Laurence Ralph is a Professor of Anthropology at Princeton University, where he is the Director for the Center on Transnational Policing. He is the author of Renegade Dreams: Living Through Injury in Gangland Chicago (2014) and The Torture Letters: Reckoning With Police Violence (2020), both published by University of Chicago Press. He is currently a Guggenheim Fellow, a fellow of the Radcliffe Institute for Advanced Study, and a member of the Institute for Advanced Study at Princeton. He lives in Princeton, New Jersey with his wife and daughter.
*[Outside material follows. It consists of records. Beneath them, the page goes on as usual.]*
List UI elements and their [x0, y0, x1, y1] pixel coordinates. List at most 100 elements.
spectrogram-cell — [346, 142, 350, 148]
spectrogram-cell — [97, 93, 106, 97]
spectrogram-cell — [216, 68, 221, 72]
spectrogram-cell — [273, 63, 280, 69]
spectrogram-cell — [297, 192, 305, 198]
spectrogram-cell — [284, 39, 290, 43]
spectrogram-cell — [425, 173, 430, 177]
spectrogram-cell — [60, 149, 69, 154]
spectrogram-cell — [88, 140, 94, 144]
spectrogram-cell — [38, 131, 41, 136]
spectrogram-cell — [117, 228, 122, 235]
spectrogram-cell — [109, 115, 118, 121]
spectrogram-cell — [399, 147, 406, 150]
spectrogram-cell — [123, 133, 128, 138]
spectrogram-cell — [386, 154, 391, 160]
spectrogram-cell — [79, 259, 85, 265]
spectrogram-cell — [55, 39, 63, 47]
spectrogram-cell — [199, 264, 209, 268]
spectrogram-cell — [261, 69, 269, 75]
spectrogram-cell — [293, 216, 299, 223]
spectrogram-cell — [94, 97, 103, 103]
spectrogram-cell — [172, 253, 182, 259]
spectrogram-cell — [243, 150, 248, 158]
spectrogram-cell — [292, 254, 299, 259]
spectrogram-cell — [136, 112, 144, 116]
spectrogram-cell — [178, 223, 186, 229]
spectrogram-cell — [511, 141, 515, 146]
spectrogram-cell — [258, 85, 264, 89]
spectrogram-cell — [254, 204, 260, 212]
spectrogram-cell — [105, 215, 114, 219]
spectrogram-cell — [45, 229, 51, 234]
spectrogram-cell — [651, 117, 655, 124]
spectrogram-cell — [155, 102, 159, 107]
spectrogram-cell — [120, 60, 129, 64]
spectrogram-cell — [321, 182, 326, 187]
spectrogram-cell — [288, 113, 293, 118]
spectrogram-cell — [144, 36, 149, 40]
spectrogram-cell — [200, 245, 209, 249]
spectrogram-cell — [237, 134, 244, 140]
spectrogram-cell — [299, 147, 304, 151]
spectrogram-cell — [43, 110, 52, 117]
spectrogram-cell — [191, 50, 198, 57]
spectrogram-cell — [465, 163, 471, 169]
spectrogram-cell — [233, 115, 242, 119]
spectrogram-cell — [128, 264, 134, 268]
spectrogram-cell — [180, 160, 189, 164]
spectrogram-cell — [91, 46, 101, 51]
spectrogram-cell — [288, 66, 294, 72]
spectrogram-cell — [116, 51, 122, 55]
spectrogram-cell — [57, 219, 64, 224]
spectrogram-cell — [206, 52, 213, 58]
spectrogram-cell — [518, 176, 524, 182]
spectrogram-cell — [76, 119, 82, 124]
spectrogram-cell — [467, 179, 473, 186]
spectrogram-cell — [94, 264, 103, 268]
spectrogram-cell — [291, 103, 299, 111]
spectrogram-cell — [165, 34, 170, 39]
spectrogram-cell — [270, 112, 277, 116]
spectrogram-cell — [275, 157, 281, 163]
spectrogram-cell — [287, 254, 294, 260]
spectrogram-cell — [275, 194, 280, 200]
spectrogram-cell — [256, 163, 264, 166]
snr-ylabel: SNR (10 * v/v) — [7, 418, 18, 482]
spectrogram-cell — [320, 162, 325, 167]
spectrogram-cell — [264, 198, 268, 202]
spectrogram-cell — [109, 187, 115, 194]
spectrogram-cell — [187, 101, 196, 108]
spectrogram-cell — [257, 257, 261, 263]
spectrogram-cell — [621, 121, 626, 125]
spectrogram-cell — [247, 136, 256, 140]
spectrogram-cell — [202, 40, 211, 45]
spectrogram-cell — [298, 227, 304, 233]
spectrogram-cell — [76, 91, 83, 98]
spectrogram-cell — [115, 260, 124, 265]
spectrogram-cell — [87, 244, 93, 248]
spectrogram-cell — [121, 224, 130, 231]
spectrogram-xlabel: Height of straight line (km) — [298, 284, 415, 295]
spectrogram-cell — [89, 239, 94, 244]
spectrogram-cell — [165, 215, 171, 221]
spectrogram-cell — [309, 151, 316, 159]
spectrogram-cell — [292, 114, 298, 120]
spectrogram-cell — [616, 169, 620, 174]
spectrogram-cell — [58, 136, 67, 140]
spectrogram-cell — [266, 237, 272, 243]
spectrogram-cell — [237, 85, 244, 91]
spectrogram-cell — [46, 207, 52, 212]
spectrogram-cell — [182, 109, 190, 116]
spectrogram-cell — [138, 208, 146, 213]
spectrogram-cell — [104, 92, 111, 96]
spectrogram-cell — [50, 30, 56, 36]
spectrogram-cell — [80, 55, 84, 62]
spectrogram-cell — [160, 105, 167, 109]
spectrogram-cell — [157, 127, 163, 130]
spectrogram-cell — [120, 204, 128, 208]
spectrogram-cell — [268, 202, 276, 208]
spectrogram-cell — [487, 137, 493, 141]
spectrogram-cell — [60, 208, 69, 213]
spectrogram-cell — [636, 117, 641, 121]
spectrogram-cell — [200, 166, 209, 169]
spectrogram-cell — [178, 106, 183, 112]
BLOOD OVER BRIGHT HAVEN de M. L. Wang

A standalone dark fantasy for fans of Leigh Bardugo, V. E. Schwab, and Fullmetal Alchemist, M.L. Wang is a rising star of character-driven Sci Fi and Fantasy.

BLOOD OVER BRIGHT HAVEN
by M. L. Wang
Del Rey, October 2024
(via The Gernert Company)

For twenty years, Sciona has devoted every waking moment to the study of magic, fueled by a mad desire to achieve the impossible: to be the first woman ever admitted to the High Magistry at the University of Magics and Industry. When Sciona finally achieves her ambition and becomes a Highmage, she finds that her challenges have just begun. Her new colleagues are determined to make her feel unwelcome, and instead of a qualified lab assistant they give her a janitor. What neither Sciona nor her peers realize is that her taciturn assistant was not always a janitor. Ten years ago he was a nomadic hunter who lost his family on their perilous journey from the wild plains to the city. But now he sees the opportunity to finally understand the forces that decimated his tribe, drove him from his homeland, and keep the privileged in power. At first, mage and outsider have a fractious relationship. But working together they uncover an ancient secret that could change the course of magic forever—if it doesn’t get them killed first.

M. L. Wang is an author, martial artist, and weird recluse currently hiding somewhere in Wisconsin with her maroonbellied parakeet, Sulu. Her books include BLOOD OVER BRIGHT HAVEN, The Sword of Kaigen, the Theonite Series, and The Volta Academy Chronicles (published under Maya Lin Wang).